Bir süredir cenazelere, anıtlara ve heykellere yapılan saldırıların gündelikleştiği, pervasızlaştığı dikkat çekmektedir. Kürtlerin cenazelerine, hatıralarına, değerlerine, toplumsal hafızasında bir değer taşıyan acılarına yönelik saldırıların atanan kayyımlar eliyle başlatıldığı iddia edilmektedir.
Ağrı'da Ehmedê Xanî, Diyarbakır'da Mahsum Korkmaz heykeli ve Roboski Anıtı, Mardin'de Uğur Kaymaz anıtı, Cizre'de Orhan Doğan anıtının yıkılması, Urfa'da Berkin Elvan Parkı'nın adının değiştirilmesi, Van'da Tahir Elçi'nin isminin parktan silinmesi, Van'da Ermeni Mezarlığ'nın üzerine tuvalet yapılması, Cegerxwîn Kültür Merkezi'nin tabelasının indirilmesi Hükümetin atadığı kayyımlar eliyle Kürtlere dair toplumsal hafızayı silme girişimi olarak yorumlanmaktadır.
Bu bağlamda;
1- Aysel Tuğluk'un annesi Hatun Tuğluk'un naaşına ve cenaze defnini gerçekleştirmek isteyenlere yönelik saldırıyı gerçekleştirenler hakkında soruşturma başlatıldığı ifade edilmektedir. Tanıklar saldırının 100'e yakın kişi tarafından gerçekleştirildiğini belirtmektedir. Hakkında soruşturma başlatılan kişi sayısı kaçtır? Bu kişilerin isimleri kamuoyuna açıklanacak mıdır?

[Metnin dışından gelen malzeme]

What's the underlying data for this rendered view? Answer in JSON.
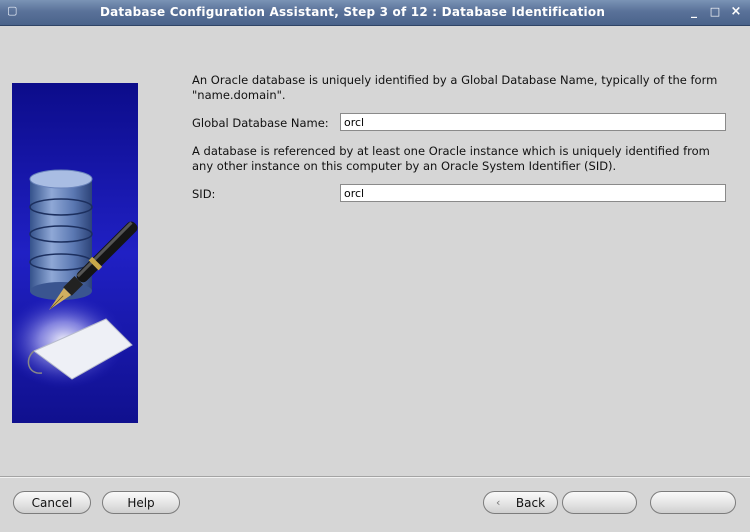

2- Saldırıyı gerçekleştirenlerin önce 20'ye yakın kişi olarak mezar alanına geldiği, müdahale olmadığını anlayınca giderek çoğaldığı ifade edilmektedir. İlk anda önlem alınmamış olmasının gerekçesi nedir? Görevini yerine getirmeyenler hakkında da soruşturma başlatılmış mıdır?
3- Kürtlerin cenazelerine, anıtlara, heykellere, parklara yönelik yaptırımlar suretiyle müdahale ederek bu türden saldırıları meşrulaştıran kayyımlarla ilgili olarak da bir soruşturma başlatılacak mıdır?
4- Türkiye'de Kürt nüfusun 15-20 milyon, Alevi nüfusun ise 12 milyonu aşkın olduğu tahmin edilmektedir. Bu kadar geniş bir nüfusun, kayıplarını güvenli ve onurlu bir biçimde toprağa verebilmesi için ne tür önlemlerin alınması düşünülmektedir?
5- Kürtlerin, Ermenilerin ve Alevilerin cenazelerine, hatıralarına yönelik saldırılar Türkiye'de Kürt, Alevi ve Ermeni nüfusa yönelik yükselen, yaşamı hiçe sayan nefreti ortaya koymaktadır. Bu sonucun ortaya çıkmasında sorumluluğu olan siyasilerle ilgili bir adım atılması düşünülmekte midir?